Ao ator de esquerda oposicionista, agora posto diante de mundos organizacionais hegemonizados, se lhe exige desempenho em várias direções e múltiplos níveis, buscando retomar a iniciativa na ação e no plano do pensamento, em particular na esfera da difusão dos valores políticos, perspectiva considerada por muitos de escassa eficácia no jogo pelo poder de hoje (ver o peso e a qualidade do marketing nas eleições).

Deve-se recordar, no entanto, que esta procura de invenção no plano da política e do pensamento também pode ter êxito, como lembra o tempo de descrença e pesssimismo durante o regime de 1964, quando, justamente naquele plano, a resistência à ditadura se assentou para se desenvolver e tornar efetiva sua ação. E o mesmo ocorreu ainda agora na eleição, como vimos no segundo turno — isto se valorizarmos o que foi se acumulando em termos de interpelações ao discurso hegemônico, com a candidatura de Serra apresentando resultado que não é de se desprezar. As interpelações dessa mobilização sem ator individualizado — pois vêm de Serra e também da midia, de algumas instituições e personalidades, como Hélio Bicudo — podem ser aferidas nos compromissos que a candidata Dilma, pouco depois de proclamada eleita, se viu levada a anunciar (a quem ela repondia, se acabara de sair das urnas amplamente vitoriosa?) de forma um tanto diversa daquela que até ali vinha dizendo nos palanques com Lula.

Chama a atenção o fato de que, logo após a apuração dos votos que lhe confirmaram a vitória — e ainda a caminho da celebração no Palácio do Planalto, em discurso inesperado —, a candidata leu pronunciamento refletindo, em pontos cruciais, o sentido da opinião pública crítica à era Lula que se formara como um arco-íris sobre as águas revoltas da campanha eleitoral. Parecendo se mover em forma defensiva diante daquela opinião pública, a presidente eleita firmou compromissos, ainda que ambíguos, em relação às interpelações da campanha, considerando o que a própria candidata havia manifestado no mesmo dia da eleição em artigo publicado na Folha de S. Paulo pela manhã.

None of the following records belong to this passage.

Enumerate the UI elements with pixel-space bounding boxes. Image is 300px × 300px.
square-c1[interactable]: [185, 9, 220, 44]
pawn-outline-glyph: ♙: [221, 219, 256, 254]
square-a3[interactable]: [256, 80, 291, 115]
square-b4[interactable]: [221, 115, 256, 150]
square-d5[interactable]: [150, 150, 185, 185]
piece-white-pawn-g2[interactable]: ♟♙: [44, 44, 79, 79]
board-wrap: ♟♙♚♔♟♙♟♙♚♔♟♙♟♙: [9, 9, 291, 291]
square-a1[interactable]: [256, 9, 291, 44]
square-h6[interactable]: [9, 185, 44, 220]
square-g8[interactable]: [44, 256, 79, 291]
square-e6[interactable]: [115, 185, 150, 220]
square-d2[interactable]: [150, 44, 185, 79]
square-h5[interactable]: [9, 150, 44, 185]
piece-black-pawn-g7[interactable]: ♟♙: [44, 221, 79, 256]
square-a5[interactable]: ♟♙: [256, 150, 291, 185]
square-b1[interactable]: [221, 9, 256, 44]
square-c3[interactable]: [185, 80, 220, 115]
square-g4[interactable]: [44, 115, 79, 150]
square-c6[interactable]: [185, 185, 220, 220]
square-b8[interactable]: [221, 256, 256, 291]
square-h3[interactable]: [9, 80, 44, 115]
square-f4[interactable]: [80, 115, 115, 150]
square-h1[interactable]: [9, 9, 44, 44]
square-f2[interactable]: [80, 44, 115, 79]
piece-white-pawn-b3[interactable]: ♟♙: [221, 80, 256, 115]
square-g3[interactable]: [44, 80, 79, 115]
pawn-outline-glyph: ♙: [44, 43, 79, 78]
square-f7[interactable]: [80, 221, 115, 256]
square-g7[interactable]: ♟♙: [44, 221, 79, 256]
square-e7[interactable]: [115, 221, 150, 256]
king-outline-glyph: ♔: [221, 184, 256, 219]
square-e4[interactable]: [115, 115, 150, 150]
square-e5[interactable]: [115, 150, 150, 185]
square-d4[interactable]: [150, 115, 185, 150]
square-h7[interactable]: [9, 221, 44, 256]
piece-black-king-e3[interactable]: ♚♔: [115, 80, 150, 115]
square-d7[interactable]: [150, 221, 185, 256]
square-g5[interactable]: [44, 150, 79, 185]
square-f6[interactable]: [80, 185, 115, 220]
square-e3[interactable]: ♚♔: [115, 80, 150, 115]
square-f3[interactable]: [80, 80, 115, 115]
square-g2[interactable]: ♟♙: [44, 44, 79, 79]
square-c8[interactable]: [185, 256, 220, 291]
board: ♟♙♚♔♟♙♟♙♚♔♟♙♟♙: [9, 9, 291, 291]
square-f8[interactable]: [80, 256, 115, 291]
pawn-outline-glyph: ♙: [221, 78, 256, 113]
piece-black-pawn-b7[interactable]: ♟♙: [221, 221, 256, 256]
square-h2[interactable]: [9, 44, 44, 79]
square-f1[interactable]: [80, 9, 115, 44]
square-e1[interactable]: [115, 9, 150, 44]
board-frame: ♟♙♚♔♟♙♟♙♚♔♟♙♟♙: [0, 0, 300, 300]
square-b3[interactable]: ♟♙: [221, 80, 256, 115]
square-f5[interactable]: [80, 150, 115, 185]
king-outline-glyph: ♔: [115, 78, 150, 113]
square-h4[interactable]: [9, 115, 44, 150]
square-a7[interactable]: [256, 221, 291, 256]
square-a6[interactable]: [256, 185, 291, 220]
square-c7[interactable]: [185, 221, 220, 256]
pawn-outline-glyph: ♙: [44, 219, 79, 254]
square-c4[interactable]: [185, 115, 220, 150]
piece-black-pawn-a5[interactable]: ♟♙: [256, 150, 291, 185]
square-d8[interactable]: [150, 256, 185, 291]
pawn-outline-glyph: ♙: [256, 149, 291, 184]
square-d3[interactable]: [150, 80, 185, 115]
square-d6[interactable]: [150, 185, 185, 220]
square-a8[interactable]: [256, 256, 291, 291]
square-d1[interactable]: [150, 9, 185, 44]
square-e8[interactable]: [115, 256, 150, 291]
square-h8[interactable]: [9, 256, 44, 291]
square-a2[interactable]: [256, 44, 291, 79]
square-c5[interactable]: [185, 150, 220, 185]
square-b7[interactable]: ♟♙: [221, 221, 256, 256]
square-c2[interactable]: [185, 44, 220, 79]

Enquanto no pronunciamento da noite, por ser pontual e rápido, não se vê toda a sua articulação interna, no texto escrito para o jornal a presidente, se não critica a dimensão formal da democracia, manifesta reticência em relação a ela. Democracia ora “substantivada”, diz a autora no artigo da Folha de S. Paulo, “pela ascensão de milhões após o crescimento econômico e os programas sociais”. Neste texto, Dilma se refere à democracia apreciando-a “como valor fundamental”, postura que, se não revela proposição de novo conceito (a respeito deste ponto especifico houve discussão na esquerda pecebista em meados dos anos 1970), encerra, naquela sua adjetivação (“fundamental”), sua não adesão plena ao Estado democrático de direito, diversamente de Serra e das áreas de esquerda e centro-esquerda mais próximas do candidato.

Em todo caso, se aquele contexto eleitoral que ainda cercava o primeiro discurso da presidente eleita indica uma possibilidade promissora, a resistência democrática ao tempo de anomia política a que estamos nos referindo tem mais alento. Resistência democrática — entenda-se bem — no sentido daquilo que, certa vez, falando sobre o famoso “caminho democrático” ao socialismo defendido pelo PCI (exemplo para a esquerda brasileira clássica, inclusive na discussão anteriormente mencionada), Armênio Guedes dizia, de forma inconfundível, em um programa de TV chamado Roda Viva, que o que os comunistas italianos haviam trilhado era a rigor um caminho democrático para alcançar a democracia.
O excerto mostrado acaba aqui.